Figure 1.. Cytokine levels in peripheral blood (PB) plasma are elevated at diagnosis in a subset of patients when compared to PB plasma of healthy children.
In this cohort of samples we found the following cytokines and growth factors to be significantly higher in AML patients v. controls: (A) IL-6, (B) IL-10, (C) TNFα, (D) MIP-3a, (E) IL-2, (F) IL-17A, (G) IL-1β, (H) IL-12(p70), and (I) Fractalkine. (J) IL-8 levels were not significantly different when compared to normal controls in this cohort. When corrected for multiple comparisons by the Bonferroni method, IL-6, TNFα, and IL-1β remained significantly different with p values <0.0012. For IL-6, the median in NPB was 2.8 pg/mL (25-75 Percentile 1.43-6.3) vs 12.31 pg/mL for AML (25-75 Percentile 7.29-21.09). For TNFα, the median in NPB was 12.1 pg/mL (25-75 Percentile 6.5-18.2) vs 21.7 pg/mL for AML (25-75 Percentile 14.9-34.9). For IL-10, the median in NPB was 23.9 pg/mL (25-75 Percentile 14.4-67.8) vs 64.0 pg/mL for AML (25-75 Percentile 38.9-90.9).
Figure 2.
Figure 2.. Relationship between cytokine levels and clinical outcomes.

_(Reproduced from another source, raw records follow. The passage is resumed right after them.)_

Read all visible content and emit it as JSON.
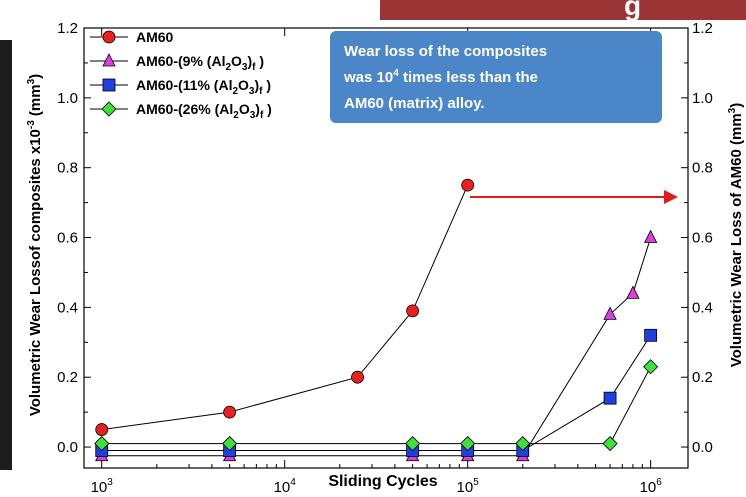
{
  "colors": {
    "banner": "#9b3535",
    "left_edge_bar": "#1c1c1c",
    "annotation_bg": "#4a86c8",
    "annotation_text": "#ffffff",
    "arrow": "#e21a1a",
    "line": "#000000"
  },
  "banner_text": "g",
  "annotation": {
    "line1": "Wear loss of the composites",
    "line2_pre": "was 10",
    "line2_sup": "4",
    "line2_post": " times less than the",
    "line3": "AM60 (matrix) alloy."
  },
  "chart_data": {
    "type": "line",
    "xlabel": "Sliding Cycles",
    "ylabel_left": {
      "text": "Volumetric Wear Lossof composites x10",
      "exp": "-3",
      "unit_pre": " (mm",
      "unit_sup": "3",
      "unit_post": ")"
    },
    "ylabel_right": {
      "text": "Volumetric Wear Loss of AM60 (mm",
      "unit_sup": "3",
      "unit_post": ")"
    },
    "x_scale": "log",
    "xlim": [
      800,
      1600000
    ],
    "ylim": [
      -0.06,
      1.2
    ],
    "x_ticks": [
      {
        "value": 1000,
        "base": "10",
        "exp": "3"
      },
      {
        "value": 10000,
        "base": "10",
        "exp": "4"
      },
      {
        "value": 100000,
        "base": "10",
        "exp": "5"
      },
      {
        "value": 1000000,
        "base": "10",
        "exp": "6"
      }
    ],
    "y_ticks": [
      {
        "value": 0.0,
        "label": "0.0"
      },
      {
        "value": 0.2,
        "label": "0.2"
      },
      {
        "value": 0.4,
        "label": "0.4"
      },
      {
        "value": 0.6,
        "label": "0.6"
      },
      {
        "value": 0.8,
        "label": "0.8"
      },
      {
        "value": 1.0,
        "label": "1.0"
      },
      {
        "value": 1.2,
        "label": "1.2"
      }
    ],
    "legend_position": "top-left",
    "series": [
      {
        "legend": {
          "pre": "AM60"
        },
        "color": "#e8201e",
        "marker": "circle",
        "points": [
          [
            1000,
            0.05
          ],
          [
            5000,
            0.1
          ],
          [
            25000,
            0.2
          ],
          [
            50000,
            0.39
          ],
          [
            100000,
            0.75
          ]
        ]
      },
      {
        "legend": {
          "pre": "AM60-(9% (Al",
          "s1": "2",
          "mid": "O",
          "s2": "3",
          "post": ")",
          "s3": "f",
          "end": " )"
        },
        "color": "#dd3ee0",
        "marker": "triangle",
        "points": [
          [
            1000,
            -0.025
          ],
          [
            5000,
            -0.025
          ],
          [
            50000,
            -0.025
          ],
          [
            100000,
            -0.025
          ],
          [
            200000,
            -0.025
          ],
          [
            600000,
            0.38
          ],
          [
            800000,
            0.44
          ],
          [
            1000000,
            0.6
          ]
        ]
      },
      {
        "legend": {
          "pre": "AM60-(11% (Al",
          "s1": "2",
          "mid": "O",
          "s2": "3",
          "post": ")",
          "s3": "f",
          "end": " )"
        },
        "color": "#1f3fe0",
        "marker": "square",
        "points": [
          [
            1000,
            -0.01
          ],
          [
            5000,
            -0.01
          ],
          [
            50000,
            -0.01
          ],
          [
            100000,
            -0.01
          ],
          [
            200000,
            -0.01
          ],
          [
            600000,
            0.14
          ],
          [
            1000000,
            0.32
          ]
        ]
      },
      {
        "legend": {
          "pre": "AM60-(26% (Al",
          "s1": "2",
          "mid": "O",
          "s2": "3",
          "post": ")",
          "s3": "f",
          "end": " )"
        },
        "color": "#3ee03a",
        "marker": "diamond",
        "points": [
          [
            1000,
            0.01
          ],
          [
            5000,
            0.01
          ],
          [
            50000,
            0.01
          ],
          [
            100000,
            0.01
          ],
          [
            200000,
            0.01
          ],
          [
            600000,
            0.01
          ],
          [
            1000000,
            0.23
          ]
        ]
      }
    ]
  }
}
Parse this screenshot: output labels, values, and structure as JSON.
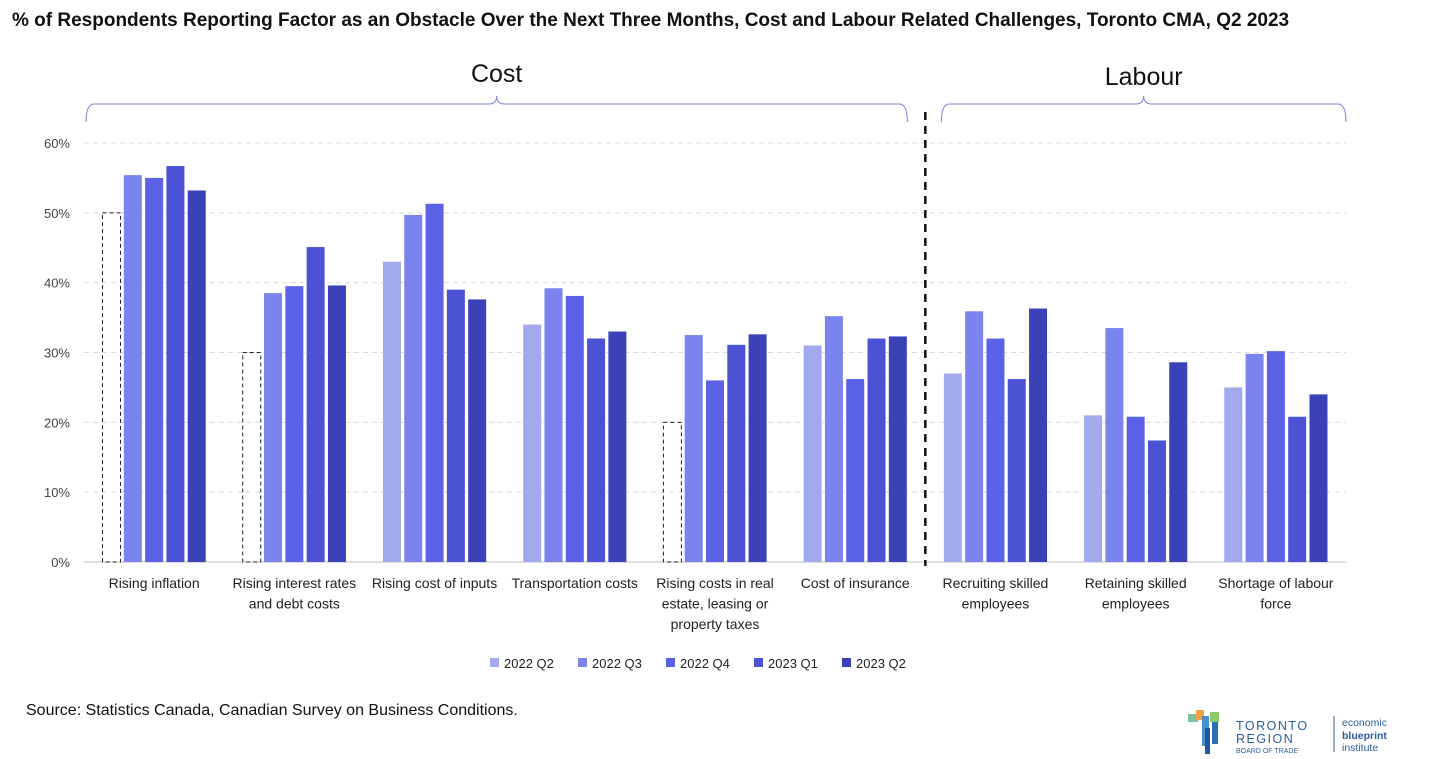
{
  "title": "% of Respondents Reporting Factor as an Obstacle Over the Next Three Months, Cost and Labour Related Challenges, Toronto CMA, Q2 2023",
  "source": "Source: Statistics Canada, Canadian Survey on Business Conditions.",
  "logo": {
    "name_line1": "TORONTO",
    "name_line2": "REGION",
    "name_line3": "BOARD OF TRADE",
    "partner_line1": "economic",
    "partner_line2": "blueprint",
    "partner_line3": "institute"
  },
  "chart_data": {
    "type": "bar",
    "title": "% of Respondents Reporting Factor as an Obstacle Over the Next Three Months, Cost and Labour Related Challenges, Toronto CMA, Q2 2023",
    "ylim": [
      0,
      60
    ],
    "yticks": [
      "0%",
      "10%",
      "20%",
      "30%",
      "40%",
      "50%",
      "60%"
    ],
    "grid": true,
    "legend_position": "bottom",
    "groups": [
      {
        "label": "Cost",
        "category_count": 6
      },
      {
        "label": "Labour",
        "category_count": 3
      }
    ],
    "categories": [
      [
        "Rising inflation"
      ],
      [
        "Rising interest rates",
        "and debt costs"
      ],
      [
        "Rising cost of inputs"
      ],
      [
        "Transportation costs"
      ],
      [
        "Rising costs in real",
        "estate, leasing or",
        "property taxes"
      ],
      [
        "Cost of insurance"
      ],
      [
        "Recruiting skilled",
        "employees"
      ],
      [
        "Retaining skilled",
        "employees"
      ],
      [
        "Shortage of labour",
        "force"
      ]
    ],
    "series": [
      {
        "name": "2022 Q2",
        "color": "#a2a9ec",
        "values": [
          50,
          30,
          43,
          34,
          20,
          31,
          27,
          21,
          25
        ],
        "not_available": [
          true,
          true,
          false,
          false,
          true,
          false,
          false,
          false,
          false
        ]
      },
      {
        "name": "2022 Q3",
        "color": "#7b84ee",
        "values": [
          55.4,
          38.5,
          49.7,
          39.2,
          32.5,
          35.2,
          35.9,
          33.5,
          29.8
        ]
      },
      {
        "name": "2022 Q4",
        "color": "#5b62e5",
        "values": [
          55,
          39.5,
          51.3,
          38.1,
          26,
          26.2,
          32,
          20.8,
          30.2
        ]
      },
      {
        "name": "2023 Q1",
        "color": "#4c52d4",
        "values": [
          56.7,
          45.1,
          39,
          32,
          31.1,
          32,
          26.2,
          17.4,
          20.8
        ]
      },
      {
        "name": "2023 Q2",
        "color": "#3b41b6",
        "values": [
          53.2,
          39.6,
          37.6,
          33,
          32.6,
          32.3,
          36.3,
          28.6,
          24
        ]
      }
    ]
  }
}
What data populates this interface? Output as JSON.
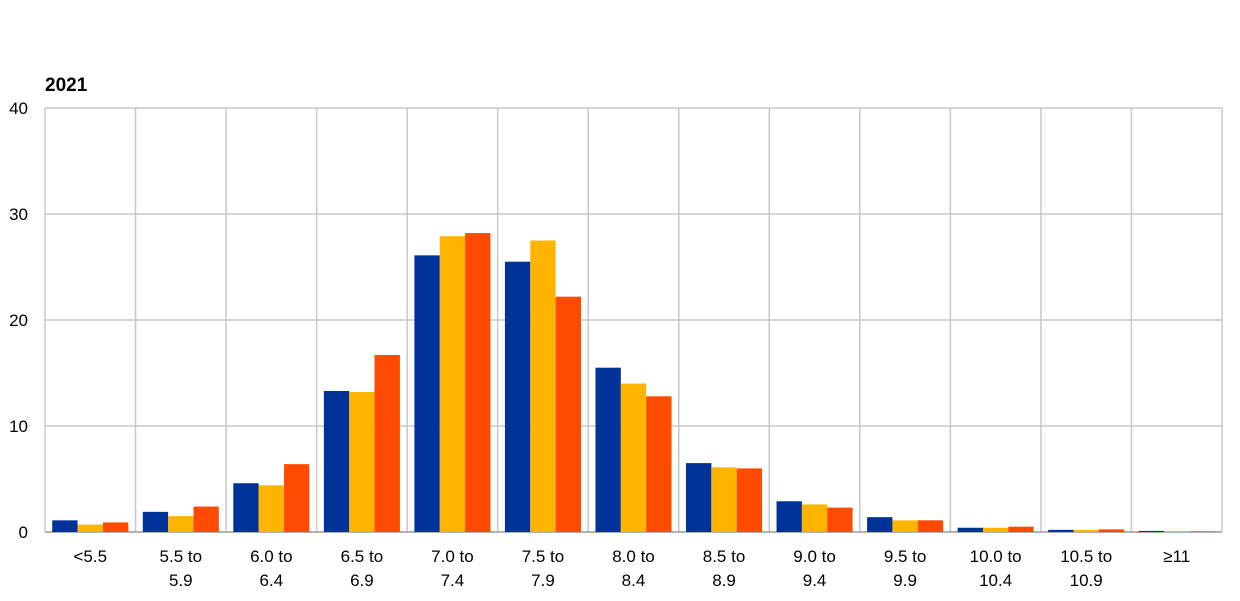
{
  "chart_data": {
    "type": "bar",
    "title": "2021",
    "xlabel": "",
    "ylabel": "",
    "ylim": [
      0,
      40
    ],
    "yticks": [
      "0",
      "10",
      "20",
      "30",
      "40"
    ],
    "grid": true,
    "legend": "none",
    "categories": [
      [
        "<5.5"
      ],
      [
        "5.5 to",
        "5.9"
      ],
      [
        "6.0 to",
        "6.4"
      ],
      [
        "6.5 to",
        "6.9"
      ],
      [
        "7.0 to",
        "7.4"
      ],
      [
        "7.5 to",
        "7.9"
      ],
      [
        "8.0 to",
        "8.4"
      ],
      [
        "8.5 to",
        "8.9"
      ],
      [
        "9.0 to",
        "9.4"
      ],
      [
        "9.5 to",
        "9.9"
      ],
      [
        "10.0 to",
        "10.4"
      ],
      [
        "10.5 to",
        "10.9"
      ],
      [
        "≥11"
      ]
    ],
    "series": [
      {
        "color": "#003399",
        "values": [
          1.1,
          1.9,
          4.6,
          13.3,
          26.1,
          25.5,
          15.5,
          6.5,
          2.9,
          1.4,
          0.4,
          0.2,
          0.1
        ]
      },
      {
        "color": "#FFB400",
        "values": [
          0.7,
          1.5,
          4.4,
          13.2,
          27.9,
          27.5,
          14.0,
          6.1,
          2.6,
          1.1,
          0.4,
          0.2,
          0.05
        ]
      },
      {
        "color": "#FF4B00",
        "values": [
          0.9,
          2.4,
          6.4,
          16.7,
          28.2,
          22.2,
          12.8,
          6.0,
          2.3,
          1.1,
          0.5,
          0.25,
          0.05
        ]
      }
    ]
  }
}
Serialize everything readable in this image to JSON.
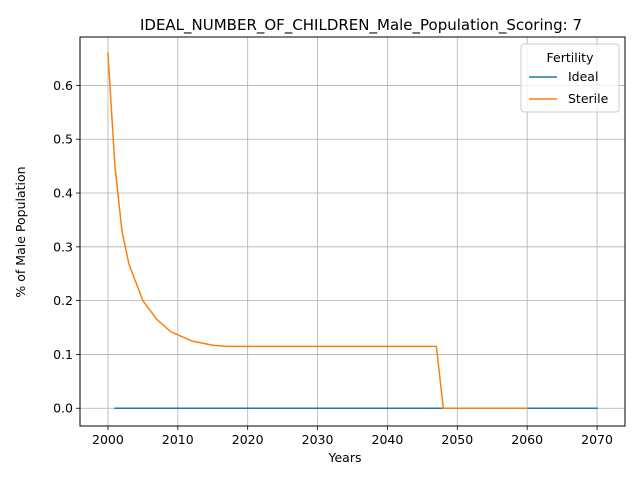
{
  "chart_data": {
    "type": "line",
    "title": "IDEAL_NUMBER_OF_CHILDREN_Male_Population_Scoring: 7",
    "xlabel": "Years",
    "ylabel": "% of Male Population",
    "xlim": [
      1996,
      2074
    ],
    "ylim": [
      -0.033,
      0.69
    ],
    "xticks": [
      2000,
      2010,
      2020,
      2030,
      2040,
      2050,
      2060,
      2070
    ],
    "yticks": [
      0.0,
      0.1,
      0.2,
      0.3,
      0.4,
      0.5,
      0.6
    ],
    "ytick_labels": [
      "0.0",
      "0.1",
      "0.2",
      "0.3",
      "0.4",
      "0.5",
      "0.6"
    ],
    "grid": true,
    "legend": {
      "title": "Fertility",
      "placement": "top-right"
    },
    "series": [
      {
        "name": "Ideal",
        "color": "#1f77b4",
        "x": [
          2001,
          2070
        ],
        "y": [
          0.0,
          0.0
        ]
      },
      {
        "name": "Sterile",
        "color": "#ff7f0e",
        "x": [
          2000,
          2001,
          2002,
          2003,
          2005,
          2007,
          2009,
          2012,
          2015,
          2017,
          2020,
          2030,
          2040,
          2047,
          2048,
          2050,
          2060
        ],
        "y": [
          0.66,
          0.45,
          0.33,
          0.268,
          0.2,
          0.165,
          0.142,
          0.125,
          0.117,
          0.115,
          0.115,
          0.115,
          0.115,
          0.115,
          0.0,
          0.0,
          0.0
        ]
      }
    ]
  }
}
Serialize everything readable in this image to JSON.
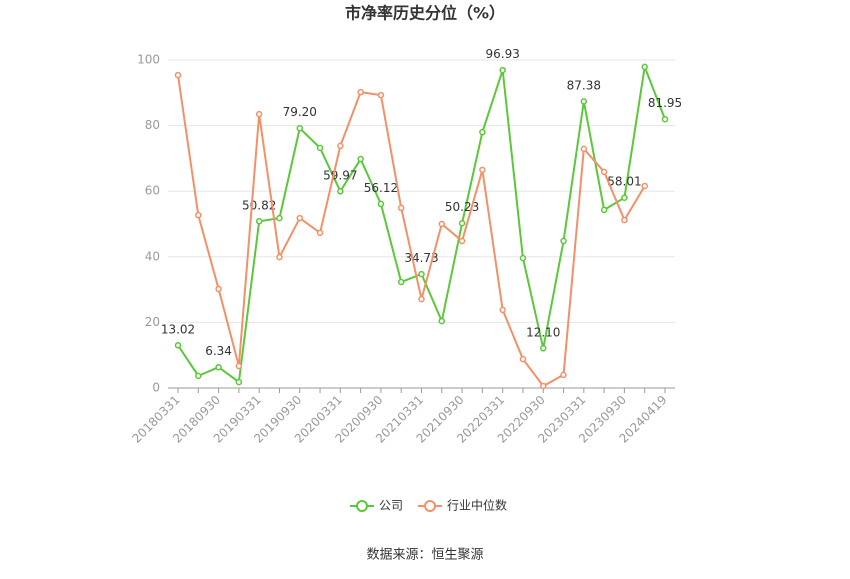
{
  "chart_data": {
    "type": "line",
    "title": "市净率历史分位（%）",
    "categories": [
      "20180331",
      null,
      "20180930",
      null,
      "20190331",
      null,
      "20190930",
      null,
      "20200331",
      null,
      "20200930",
      null,
      "20210331",
      null,
      "20210930",
      null,
      "20220331",
      null,
      "20220930",
      null,
      "20230331",
      null,
      "20230930",
      null,
      "20240419"
    ],
    "series": [
      {
        "name": "公司",
        "color": "#5ac83a",
        "values": [
          13.02,
          3.7,
          6.34,
          1.8,
          50.82,
          51.8,
          79.2,
          73.2,
          59.97,
          69.8,
          56.12,
          32.3,
          34.73,
          20.4,
          50.23,
          78.0,
          96.93,
          39.6,
          12.1,
          44.8,
          87.38,
          54.3,
          58.01,
          97.9,
          81.95
        ],
        "value_labels": [
          "13.02",
          null,
          "6.34",
          null,
          "50.82",
          null,
          "79.20",
          null,
          "59.97",
          null,
          "56.12",
          null,
          "34.73",
          null,
          "50.23",
          null,
          "96.93",
          null,
          "12.10",
          null,
          "87.38",
          null,
          "58.01",
          null,
          "81.95"
        ]
      },
      {
        "name": "行业中位数",
        "color": "#f39068",
        "values": [
          95.4,
          52.7,
          30.2,
          6.7,
          83.5,
          39.9,
          51.8,
          47.3,
          73.8,
          90.2,
          89.3,
          54.9,
          27.1,
          50.0,
          44.8,
          66.5,
          23.8,
          8.8,
          0.6,
          4.0,
          72.9,
          65.9,
          51.2,
          61.6,
          null
        ]
      }
    ],
    "ylim": [
      0,
      100
    ],
    "yticks": [
      0,
      20,
      40,
      60,
      80,
      100
    ],
    "grid": true,
    "source": "数据来源：恒生聚源"
  }
}
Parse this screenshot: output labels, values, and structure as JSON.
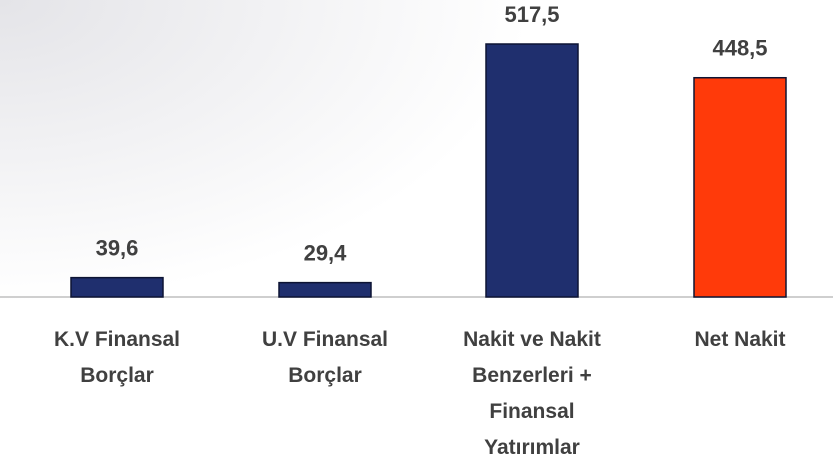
{
  "chart_data": {
    "type": "bar",
    "categories": [
      "K.V Finansal Borçlar",
      "U.V Finansal Borçlar",
      "Nakit ve Nakit Benzerleri + Finansal Yatırımlar",
      "Net Nakit"
    ],
    "values": [
      39.6,
      29.4,
      517.5,
      448.5
    ],
    "value_labels": [
      "39,6",
      "29,4",
      "517,5",
      "448,5"
    ],
    "colors": [
      "#1f2f6e",
      "#1f2f6e",
      "#1f2f6e",
      "#ff3a0a"
    ]
  }
}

Among the cytokines that were found to be elevated in diagnostic samples, TNFα and IL-10 were associated with clinical outcome. Patients with high TNFα (n=40, A, B) had 3 year relapse free survival (RFS) of 49.6% compared to 76.6% for those with low TNFα (n=40, cut at the median 21.7 pg/mL. Patients with high IL-10 (n=11) had 3 year RFS of 36.4% compared to 67.3% for those with low IL-10 (n=69, cut-point of 112 pg/mL C, D). These differences in outcomes remained significant after Bonferroni correction. PB plasma IL-6 levels did not predict outcome at any cutpoint examined. The cutpoint that came closest to statistical significance is shown. (E, F).